“Liberty (n): (1) the quality or state of being free: (a) the power to do as one pleases, (b) freedom from physical restraint, (c) freedom from arbitrary or despotic, (d) the positive enjoyment of various social, political, or economic rights and privileges, (e) the power of choice.” – Merriam-Webster
*Trigger warning: This post contains references to suicide, rape and abuse. If you are underage or sensitive to such material, I suggest that you stop here and turn back.
CHAINED TO MY PAST
Talking about my ex was always something I found difficult to do. He hurt me in unimaginable ways. I think the physical hurt was the easiest part though it seemed like torture in the moment. However, the emotional trauma seemed to be like an extension to unwanted prison sentence for a crime I did not commit.
My friends and family are forbidden from saying his name. I think hearing or seeing his same is a trigger for me in and of itself. For some people, reading about rape or abuse would be a trigger, but even though, I’ve experienced those things, it isn’t for me. It’s only his name that gives me nightmares. Maybe if I saw his face or heard his voice again, I’d shut down or panic.
Lately, he’s been trying to contact me again and every time he does, it does trigger me. In a way, I am chained to my past. Healing from the physical rape was the easy part, but emotionally, I may never be the same. I find it difficult to trust and I fear abandonment. When I finally do let someone in, I hold on tight and hope they don’t abandon me. I think this fear stems from the emotional abuse and hearing that no other man would want or love me.
In part, my past holds me captive and I’m stuck in the shackles and chains he locked me in.
LIBERTY IN LOVE
But I think liberty can be found in love. Love has the power to break the chains that hold us captive.
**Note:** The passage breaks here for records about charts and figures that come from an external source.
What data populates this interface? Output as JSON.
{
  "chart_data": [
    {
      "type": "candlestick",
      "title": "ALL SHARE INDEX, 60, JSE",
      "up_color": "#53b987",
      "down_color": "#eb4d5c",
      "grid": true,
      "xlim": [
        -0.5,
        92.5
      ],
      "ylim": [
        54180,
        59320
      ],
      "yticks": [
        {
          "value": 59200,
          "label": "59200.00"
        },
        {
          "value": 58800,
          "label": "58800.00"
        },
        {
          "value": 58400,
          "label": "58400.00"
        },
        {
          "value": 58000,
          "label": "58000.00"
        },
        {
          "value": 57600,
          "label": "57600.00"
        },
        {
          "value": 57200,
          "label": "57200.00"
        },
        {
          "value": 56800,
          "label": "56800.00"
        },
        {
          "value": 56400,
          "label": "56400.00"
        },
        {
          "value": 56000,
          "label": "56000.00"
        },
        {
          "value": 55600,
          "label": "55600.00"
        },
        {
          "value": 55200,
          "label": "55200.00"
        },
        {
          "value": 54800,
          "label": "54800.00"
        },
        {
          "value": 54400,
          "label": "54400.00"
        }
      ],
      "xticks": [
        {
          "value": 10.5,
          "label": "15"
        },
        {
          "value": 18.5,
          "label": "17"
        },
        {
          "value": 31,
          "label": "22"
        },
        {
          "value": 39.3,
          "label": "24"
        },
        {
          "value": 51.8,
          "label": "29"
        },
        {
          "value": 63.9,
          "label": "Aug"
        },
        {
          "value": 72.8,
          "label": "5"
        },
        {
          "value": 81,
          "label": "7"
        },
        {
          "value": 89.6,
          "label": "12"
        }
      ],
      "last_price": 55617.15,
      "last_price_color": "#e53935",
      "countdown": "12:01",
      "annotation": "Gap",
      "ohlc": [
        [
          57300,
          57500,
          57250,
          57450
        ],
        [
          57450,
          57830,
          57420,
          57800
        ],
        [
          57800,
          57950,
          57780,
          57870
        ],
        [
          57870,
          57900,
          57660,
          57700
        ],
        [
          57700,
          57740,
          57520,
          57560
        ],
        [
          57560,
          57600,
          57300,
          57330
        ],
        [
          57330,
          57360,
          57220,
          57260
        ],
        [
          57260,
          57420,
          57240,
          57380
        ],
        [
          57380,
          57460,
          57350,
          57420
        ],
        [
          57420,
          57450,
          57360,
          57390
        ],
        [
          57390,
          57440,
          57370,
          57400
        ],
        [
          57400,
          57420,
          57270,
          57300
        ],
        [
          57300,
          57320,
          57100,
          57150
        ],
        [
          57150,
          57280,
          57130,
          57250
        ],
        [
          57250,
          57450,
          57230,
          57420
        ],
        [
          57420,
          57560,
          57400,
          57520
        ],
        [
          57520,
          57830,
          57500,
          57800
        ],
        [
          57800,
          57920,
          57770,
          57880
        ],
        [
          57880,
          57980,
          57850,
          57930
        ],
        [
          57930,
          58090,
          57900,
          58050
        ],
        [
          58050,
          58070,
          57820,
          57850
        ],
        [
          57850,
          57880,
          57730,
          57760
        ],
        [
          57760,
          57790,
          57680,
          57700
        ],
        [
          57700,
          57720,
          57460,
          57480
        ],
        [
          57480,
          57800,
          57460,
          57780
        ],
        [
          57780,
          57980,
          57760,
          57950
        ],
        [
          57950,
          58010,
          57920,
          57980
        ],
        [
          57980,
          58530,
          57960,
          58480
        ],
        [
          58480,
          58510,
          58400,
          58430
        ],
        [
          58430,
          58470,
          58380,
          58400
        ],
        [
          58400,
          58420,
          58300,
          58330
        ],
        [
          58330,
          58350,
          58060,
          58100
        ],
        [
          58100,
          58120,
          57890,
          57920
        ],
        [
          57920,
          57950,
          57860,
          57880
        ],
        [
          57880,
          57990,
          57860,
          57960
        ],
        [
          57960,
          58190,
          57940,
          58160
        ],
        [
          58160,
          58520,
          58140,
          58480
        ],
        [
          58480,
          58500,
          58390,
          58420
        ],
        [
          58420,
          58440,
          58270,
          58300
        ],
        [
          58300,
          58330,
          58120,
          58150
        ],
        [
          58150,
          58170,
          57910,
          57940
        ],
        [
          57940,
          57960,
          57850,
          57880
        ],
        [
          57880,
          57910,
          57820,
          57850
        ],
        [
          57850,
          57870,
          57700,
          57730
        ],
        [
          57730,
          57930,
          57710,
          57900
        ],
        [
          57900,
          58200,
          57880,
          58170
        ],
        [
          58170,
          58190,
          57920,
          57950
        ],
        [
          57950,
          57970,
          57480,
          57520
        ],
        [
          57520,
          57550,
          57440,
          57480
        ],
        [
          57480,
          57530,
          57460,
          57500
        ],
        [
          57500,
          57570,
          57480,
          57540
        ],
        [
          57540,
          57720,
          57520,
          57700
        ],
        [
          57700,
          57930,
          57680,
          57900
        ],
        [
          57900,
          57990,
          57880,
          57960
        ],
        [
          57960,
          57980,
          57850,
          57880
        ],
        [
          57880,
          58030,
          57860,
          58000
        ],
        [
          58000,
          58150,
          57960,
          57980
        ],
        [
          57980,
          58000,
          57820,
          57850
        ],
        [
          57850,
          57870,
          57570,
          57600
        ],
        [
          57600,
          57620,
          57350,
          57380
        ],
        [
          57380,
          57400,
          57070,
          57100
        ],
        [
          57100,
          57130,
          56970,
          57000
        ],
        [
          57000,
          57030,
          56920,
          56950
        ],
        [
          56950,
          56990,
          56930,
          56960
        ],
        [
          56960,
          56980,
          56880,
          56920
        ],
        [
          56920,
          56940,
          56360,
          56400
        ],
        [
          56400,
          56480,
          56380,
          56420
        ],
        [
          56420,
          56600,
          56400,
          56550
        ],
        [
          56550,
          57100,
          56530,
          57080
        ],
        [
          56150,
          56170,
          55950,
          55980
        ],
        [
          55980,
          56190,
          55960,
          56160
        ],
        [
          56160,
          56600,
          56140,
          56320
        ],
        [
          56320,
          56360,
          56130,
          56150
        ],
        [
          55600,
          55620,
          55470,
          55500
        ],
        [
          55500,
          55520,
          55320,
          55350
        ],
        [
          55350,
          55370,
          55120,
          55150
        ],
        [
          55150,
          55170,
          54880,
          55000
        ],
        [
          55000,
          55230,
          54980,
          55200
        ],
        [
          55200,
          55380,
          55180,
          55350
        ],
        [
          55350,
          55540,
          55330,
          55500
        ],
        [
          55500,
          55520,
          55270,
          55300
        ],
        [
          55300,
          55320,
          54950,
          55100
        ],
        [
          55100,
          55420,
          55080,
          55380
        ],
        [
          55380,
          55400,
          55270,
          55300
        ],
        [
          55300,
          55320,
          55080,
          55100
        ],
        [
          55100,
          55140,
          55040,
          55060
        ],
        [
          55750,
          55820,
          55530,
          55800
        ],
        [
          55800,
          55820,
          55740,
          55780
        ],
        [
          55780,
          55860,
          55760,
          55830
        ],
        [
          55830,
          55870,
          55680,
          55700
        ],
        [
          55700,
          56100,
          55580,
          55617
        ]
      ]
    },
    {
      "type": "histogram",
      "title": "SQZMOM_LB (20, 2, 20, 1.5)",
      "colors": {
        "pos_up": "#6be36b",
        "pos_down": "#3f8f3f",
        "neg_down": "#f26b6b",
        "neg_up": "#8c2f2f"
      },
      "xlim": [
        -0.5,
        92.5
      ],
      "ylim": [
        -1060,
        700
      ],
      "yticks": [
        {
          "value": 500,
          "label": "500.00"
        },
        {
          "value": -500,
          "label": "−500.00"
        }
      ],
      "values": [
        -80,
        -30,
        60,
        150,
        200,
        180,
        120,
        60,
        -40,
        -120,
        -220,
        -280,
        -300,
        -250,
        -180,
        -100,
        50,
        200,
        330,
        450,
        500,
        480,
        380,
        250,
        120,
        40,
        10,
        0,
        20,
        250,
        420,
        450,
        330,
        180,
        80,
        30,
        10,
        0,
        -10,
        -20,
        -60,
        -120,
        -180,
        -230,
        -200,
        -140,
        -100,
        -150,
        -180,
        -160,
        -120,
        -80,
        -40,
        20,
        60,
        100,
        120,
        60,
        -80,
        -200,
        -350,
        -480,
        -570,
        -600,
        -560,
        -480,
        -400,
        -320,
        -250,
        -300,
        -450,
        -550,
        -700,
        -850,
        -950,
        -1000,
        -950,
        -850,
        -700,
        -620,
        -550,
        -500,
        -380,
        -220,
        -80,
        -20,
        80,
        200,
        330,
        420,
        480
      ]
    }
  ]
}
It can look different for each and every one of us because my shackles aren’t necessarily your shackles. My pain isn’t necessarily your pain and my struggles may not be the same as your struggles.
I think back to a time when I was suicidal. Thoughts of just ending it crossed my mind many times. I even tried to cut myself because I was so depressed. My depression was my shackle and chain at the time. But yes, liberty was found through love. It wasn’t necessarily a boyfriend or a Dominant who set me free. No, it was the love of a faithful friend that set me free. It was not just a love seen through words, but by actions to fight for my mental health when I could not do so myself.
With my ex, liberty is once again found in love. Sir’s care for me in the midst of my darkness freed me from the shackles of the shame and guilt. He freed me from this prison of feeling like I was unlovable and unwanted. Sir set me free from the shackles of loneliness.
LIBERTY FROM THE SHACKLES
The shadow of abuse is a shackle in and of itself. It leaves a scar that may last for a lifetime making it hard to trust others again, but love is the key that set me free. While I will never be the same as I was before my ex had raped and abused me, it no longer defines me.
Yes, when he tries to contact me, I get scared of what he could possibly do again. I think that fear is another form of a prison and this case my ex is the warden. But, I am no longer repressed by the guilt and shame that once ate away at me. I am free to love and be loved.
Audre Lorde said, “I am not free while any woman is unfree, even when her shackles are very different from my own.” So while, I celebrate that I am no longer enslaved by my shame from being raped and abused, I recognize there are still many shackles that hold women in captivity. And until the world becomes a safer place for women, none of us are truly free.